May 6th, 2010 - 10:47
There is still confusion,
how did you applied Remainder theorem to the below step :
=16/(641*625)
=-625/(641*625)
this form looks like (a/b*c) which does not fit to any of the above mentioned forms?
Please mention exact solution
May 3rd, 2010 - 11:54
Hi Vineet, Thanks for your response, I am really happy the way you are solving every question posted. Hats off to you. The video you have provided is really fantastic. And also your solution is now cleared all confusions that were in my mind. Thanks once again.
April 30th, 2010 - 15:24
Thanks Avinash, for quick response with the answer.
But still I didnt the following step:
=16/(641*625)
=-625/(641*625)
Also the step asked by Nandeesh is also not understood by me…
—Nikhil Pawar
May 1st, 2010 - 19:01
I believe the main confusion is due to the basics of REMAINDER THEOREM –
Remainder (a x b)/c = Remainder (a/c) x Remainder (b/c)
Remainder (a + b)/c = Remainder (a/c) + Remainder (b/c)
Remainder (a x b)/c = Remainder (a/c) – Remainder (b/c)
Remainder (a / b)/c = Remainder (a/c) / Remainder (b/c)

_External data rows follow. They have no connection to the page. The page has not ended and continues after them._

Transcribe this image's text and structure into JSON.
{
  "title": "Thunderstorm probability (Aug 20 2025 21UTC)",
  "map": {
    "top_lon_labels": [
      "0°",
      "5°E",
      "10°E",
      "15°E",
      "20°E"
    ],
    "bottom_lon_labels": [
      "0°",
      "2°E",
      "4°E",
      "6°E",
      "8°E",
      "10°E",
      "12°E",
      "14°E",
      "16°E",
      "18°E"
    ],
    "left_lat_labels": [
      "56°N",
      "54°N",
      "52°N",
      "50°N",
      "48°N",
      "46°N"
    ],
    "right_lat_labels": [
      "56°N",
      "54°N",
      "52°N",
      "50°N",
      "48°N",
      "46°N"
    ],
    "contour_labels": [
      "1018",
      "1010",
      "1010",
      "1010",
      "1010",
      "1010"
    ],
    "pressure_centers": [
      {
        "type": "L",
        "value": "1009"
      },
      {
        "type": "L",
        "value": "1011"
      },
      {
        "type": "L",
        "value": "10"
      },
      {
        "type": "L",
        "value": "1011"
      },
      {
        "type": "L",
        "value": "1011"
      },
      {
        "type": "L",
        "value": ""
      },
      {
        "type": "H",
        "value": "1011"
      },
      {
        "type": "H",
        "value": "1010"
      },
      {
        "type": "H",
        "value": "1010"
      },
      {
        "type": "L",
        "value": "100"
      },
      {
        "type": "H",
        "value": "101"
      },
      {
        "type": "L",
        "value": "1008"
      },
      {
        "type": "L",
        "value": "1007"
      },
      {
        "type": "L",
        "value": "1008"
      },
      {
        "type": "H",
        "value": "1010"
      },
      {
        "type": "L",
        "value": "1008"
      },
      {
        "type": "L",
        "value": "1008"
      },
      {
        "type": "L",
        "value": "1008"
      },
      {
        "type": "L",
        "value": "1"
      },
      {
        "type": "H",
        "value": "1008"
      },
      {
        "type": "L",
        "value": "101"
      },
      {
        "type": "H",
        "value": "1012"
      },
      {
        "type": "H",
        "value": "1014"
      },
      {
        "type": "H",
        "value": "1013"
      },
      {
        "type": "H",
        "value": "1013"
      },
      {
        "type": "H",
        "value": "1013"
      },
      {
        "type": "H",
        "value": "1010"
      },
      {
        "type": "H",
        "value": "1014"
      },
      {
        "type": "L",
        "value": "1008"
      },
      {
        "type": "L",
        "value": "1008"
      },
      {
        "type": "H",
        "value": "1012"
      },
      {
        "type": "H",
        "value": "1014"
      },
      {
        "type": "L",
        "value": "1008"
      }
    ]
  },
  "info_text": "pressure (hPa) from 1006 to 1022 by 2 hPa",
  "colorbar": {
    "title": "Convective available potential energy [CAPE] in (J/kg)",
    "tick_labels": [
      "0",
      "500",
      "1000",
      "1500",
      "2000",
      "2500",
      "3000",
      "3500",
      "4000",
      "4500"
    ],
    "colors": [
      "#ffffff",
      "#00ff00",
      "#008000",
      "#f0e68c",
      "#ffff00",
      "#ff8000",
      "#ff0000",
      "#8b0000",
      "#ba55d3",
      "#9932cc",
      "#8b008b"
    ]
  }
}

I am giving you a video link to understand the concept –
http://www.mbatown.com/community/video/Tutorials-on-Quantitive-Aptitude-Maths-Problem-Solving-Number-System-Remainder-Theorem-1
April 30th, 2010 - 13:51
Mr. Vineet,
Thanks a lot for the help.
The following portion is not clear.
—————-
using remainder theorem
=(-1^4*16)/(641*625)
—————
Nandeesh
April 30th, 2010 - 10:41
How to find the remainder when 2^32 (2 raised to 32) is divided by 641?
April 30th, 2010 - 11:49
@Nikhil – Thanks for asking that question.
2^32/641
=(128^4 * 16)/641
multiplying both numerator & denominator by 5^4 (since 5*128=640), we get
(128^4 * 16*5^4)/(641*(5^4))
=(640^4*16)/(641*(5^4))
using remainder theorem
=(-1^4*16)/(641*625)
=16/(641*625)
=-625/(641*625)
=-1/641
Therefore remainder is -1 or 641-1 = 640
I have given the above solution without mod (I avoided that to remove the confusion & to keep it simple)
If you have difficulty in understanding the above solution do let me know, I have an alternative solution also.
April 30th, 2010 - 10:27
wow i liked this way of solving questions
April 30th, 2010 - 11:50
@Chetna – Thanks for the appreciation.